FIG. 2 is a characteristic diagram when the deterioration according to the present invention is accelerated.

[Explanation of symbols]

 1 ... A line showing a change in water absorption rate with respect to time. 2 ... A threshold value of the absorption rate that causes electrical insulation deterioration. 3 ... Time to cause electrical insulation deterioration. 4 ... A line showing a change in tensile strength with respect to elapsed time. 5 ... Regression line confidence limit. 6 ... Weibull distribution. 7 ... Normal distribution.

 ─────────────────────────────────────────────────── ─── Continuation of the front page (72) Inventor Isao Jinchi 1st in Toshiba Fuchu, Tokyo Fuchu-shi, Toshiba Fuchu factory (72) Inventor Kenichi Sato 1st in Toshiba Fuchu, Tokyo, Fuchu factory

Claims (3)

[Claims] 1. A method of setting a tensile strength of an insulating material in an initial state, a step of setting a tensile strength of the insulating material after deterioration for a predetermined time, and comparing the tensile strengths of the insulating material with each other.
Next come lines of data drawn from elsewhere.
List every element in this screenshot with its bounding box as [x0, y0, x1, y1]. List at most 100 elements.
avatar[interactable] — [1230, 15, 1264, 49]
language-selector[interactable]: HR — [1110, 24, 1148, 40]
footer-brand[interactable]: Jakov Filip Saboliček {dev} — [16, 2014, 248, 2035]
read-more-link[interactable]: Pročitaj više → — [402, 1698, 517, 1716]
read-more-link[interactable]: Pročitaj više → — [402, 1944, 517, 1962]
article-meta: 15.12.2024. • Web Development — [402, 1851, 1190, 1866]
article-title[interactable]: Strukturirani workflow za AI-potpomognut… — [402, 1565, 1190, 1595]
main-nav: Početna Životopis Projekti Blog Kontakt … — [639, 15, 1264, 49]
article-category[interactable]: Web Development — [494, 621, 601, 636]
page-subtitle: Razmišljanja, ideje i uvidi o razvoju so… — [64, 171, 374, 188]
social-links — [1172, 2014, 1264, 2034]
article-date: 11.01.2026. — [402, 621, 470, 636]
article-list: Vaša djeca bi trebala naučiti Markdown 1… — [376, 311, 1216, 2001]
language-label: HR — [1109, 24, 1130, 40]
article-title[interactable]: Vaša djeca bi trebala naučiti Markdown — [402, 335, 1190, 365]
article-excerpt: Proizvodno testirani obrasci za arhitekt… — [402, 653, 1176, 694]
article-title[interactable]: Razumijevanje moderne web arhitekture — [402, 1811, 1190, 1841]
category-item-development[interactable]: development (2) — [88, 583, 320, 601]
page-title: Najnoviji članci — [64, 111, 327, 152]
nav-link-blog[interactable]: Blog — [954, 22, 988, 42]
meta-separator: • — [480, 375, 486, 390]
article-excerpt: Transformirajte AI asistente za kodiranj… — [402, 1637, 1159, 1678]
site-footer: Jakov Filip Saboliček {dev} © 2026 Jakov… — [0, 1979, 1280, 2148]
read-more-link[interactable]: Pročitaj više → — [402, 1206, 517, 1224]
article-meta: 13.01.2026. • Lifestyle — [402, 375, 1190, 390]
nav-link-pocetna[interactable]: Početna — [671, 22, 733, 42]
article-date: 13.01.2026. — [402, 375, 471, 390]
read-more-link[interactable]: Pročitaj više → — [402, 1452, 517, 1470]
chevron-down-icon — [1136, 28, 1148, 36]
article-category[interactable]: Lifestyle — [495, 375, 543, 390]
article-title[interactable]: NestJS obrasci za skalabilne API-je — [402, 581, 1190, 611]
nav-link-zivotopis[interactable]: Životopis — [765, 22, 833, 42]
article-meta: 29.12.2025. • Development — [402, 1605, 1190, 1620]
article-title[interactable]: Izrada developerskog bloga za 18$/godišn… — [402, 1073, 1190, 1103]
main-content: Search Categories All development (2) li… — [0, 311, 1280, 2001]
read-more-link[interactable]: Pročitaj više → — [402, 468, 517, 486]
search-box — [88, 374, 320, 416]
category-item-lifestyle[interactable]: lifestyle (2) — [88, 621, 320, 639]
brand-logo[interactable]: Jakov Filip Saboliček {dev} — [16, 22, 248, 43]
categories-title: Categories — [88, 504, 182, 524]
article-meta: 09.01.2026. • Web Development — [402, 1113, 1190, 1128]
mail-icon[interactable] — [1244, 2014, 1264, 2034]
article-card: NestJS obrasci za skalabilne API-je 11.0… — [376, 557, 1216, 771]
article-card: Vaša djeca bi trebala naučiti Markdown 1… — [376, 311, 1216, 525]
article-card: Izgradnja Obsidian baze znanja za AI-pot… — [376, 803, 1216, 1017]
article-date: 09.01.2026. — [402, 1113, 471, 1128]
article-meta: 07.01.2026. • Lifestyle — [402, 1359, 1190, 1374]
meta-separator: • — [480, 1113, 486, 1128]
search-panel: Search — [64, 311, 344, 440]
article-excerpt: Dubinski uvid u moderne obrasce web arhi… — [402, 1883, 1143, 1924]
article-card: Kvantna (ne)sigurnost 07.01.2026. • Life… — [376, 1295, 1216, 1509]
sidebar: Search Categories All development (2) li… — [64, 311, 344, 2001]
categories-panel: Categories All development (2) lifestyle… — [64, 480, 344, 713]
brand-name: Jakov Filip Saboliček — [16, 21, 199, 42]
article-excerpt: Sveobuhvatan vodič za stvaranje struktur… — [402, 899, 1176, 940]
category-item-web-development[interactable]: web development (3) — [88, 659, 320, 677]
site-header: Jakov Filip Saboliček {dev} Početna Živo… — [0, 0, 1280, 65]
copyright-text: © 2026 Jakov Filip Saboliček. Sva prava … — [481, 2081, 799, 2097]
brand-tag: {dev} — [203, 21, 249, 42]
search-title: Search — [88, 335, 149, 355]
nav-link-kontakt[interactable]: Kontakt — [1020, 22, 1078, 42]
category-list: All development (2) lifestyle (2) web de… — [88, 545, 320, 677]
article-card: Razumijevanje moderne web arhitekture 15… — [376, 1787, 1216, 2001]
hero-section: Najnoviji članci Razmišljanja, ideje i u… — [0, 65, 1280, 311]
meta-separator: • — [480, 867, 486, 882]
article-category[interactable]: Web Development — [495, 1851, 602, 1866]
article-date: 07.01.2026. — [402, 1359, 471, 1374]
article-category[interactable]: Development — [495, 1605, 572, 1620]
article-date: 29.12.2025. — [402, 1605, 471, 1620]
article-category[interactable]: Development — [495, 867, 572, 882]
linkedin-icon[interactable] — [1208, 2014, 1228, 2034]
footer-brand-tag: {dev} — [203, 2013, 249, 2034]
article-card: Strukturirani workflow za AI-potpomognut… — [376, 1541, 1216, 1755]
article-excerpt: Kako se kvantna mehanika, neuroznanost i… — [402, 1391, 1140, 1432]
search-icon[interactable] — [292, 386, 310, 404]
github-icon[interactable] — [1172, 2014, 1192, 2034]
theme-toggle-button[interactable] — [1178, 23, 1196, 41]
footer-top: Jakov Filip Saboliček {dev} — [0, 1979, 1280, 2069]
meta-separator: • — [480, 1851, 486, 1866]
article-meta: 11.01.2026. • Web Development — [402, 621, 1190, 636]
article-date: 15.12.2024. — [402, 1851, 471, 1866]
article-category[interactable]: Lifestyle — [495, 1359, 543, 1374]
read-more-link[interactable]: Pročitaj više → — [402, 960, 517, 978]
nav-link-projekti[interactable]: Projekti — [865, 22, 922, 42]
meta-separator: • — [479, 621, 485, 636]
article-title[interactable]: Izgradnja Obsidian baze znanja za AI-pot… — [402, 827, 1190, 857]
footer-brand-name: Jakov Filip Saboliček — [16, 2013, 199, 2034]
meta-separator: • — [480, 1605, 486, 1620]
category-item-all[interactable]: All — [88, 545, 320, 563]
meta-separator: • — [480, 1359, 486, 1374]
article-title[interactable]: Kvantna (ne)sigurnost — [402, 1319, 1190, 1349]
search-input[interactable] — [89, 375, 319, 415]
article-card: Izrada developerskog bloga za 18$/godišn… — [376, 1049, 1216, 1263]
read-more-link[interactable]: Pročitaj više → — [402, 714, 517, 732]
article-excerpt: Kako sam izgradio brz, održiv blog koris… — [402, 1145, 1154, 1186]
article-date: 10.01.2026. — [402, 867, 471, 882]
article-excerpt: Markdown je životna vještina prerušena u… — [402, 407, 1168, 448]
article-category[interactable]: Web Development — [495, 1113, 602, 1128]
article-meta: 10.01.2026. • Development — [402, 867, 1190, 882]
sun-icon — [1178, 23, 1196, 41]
And a method of diagnosing deterioration of an insulating material, the method comprising: 2. A process of setting a water absorption rate of an insulating material in an initial state, a process of setting a water absorption rate of the insulating material after deterioration for a predetermined time, and comparing these water absorption rates with each other to prevent deterioration of the insulating material. A method of diagnosing deterioration of an insulating material, the method comprising: diagnosing. 3. A relationship between a change in tensile strength of the insulating material and a change in water absorption rate is set in advance, and deterioration of the insulating material is diagnosed from this relationship. 2. A method of diagnosing deterioration of an insulating material according to 2.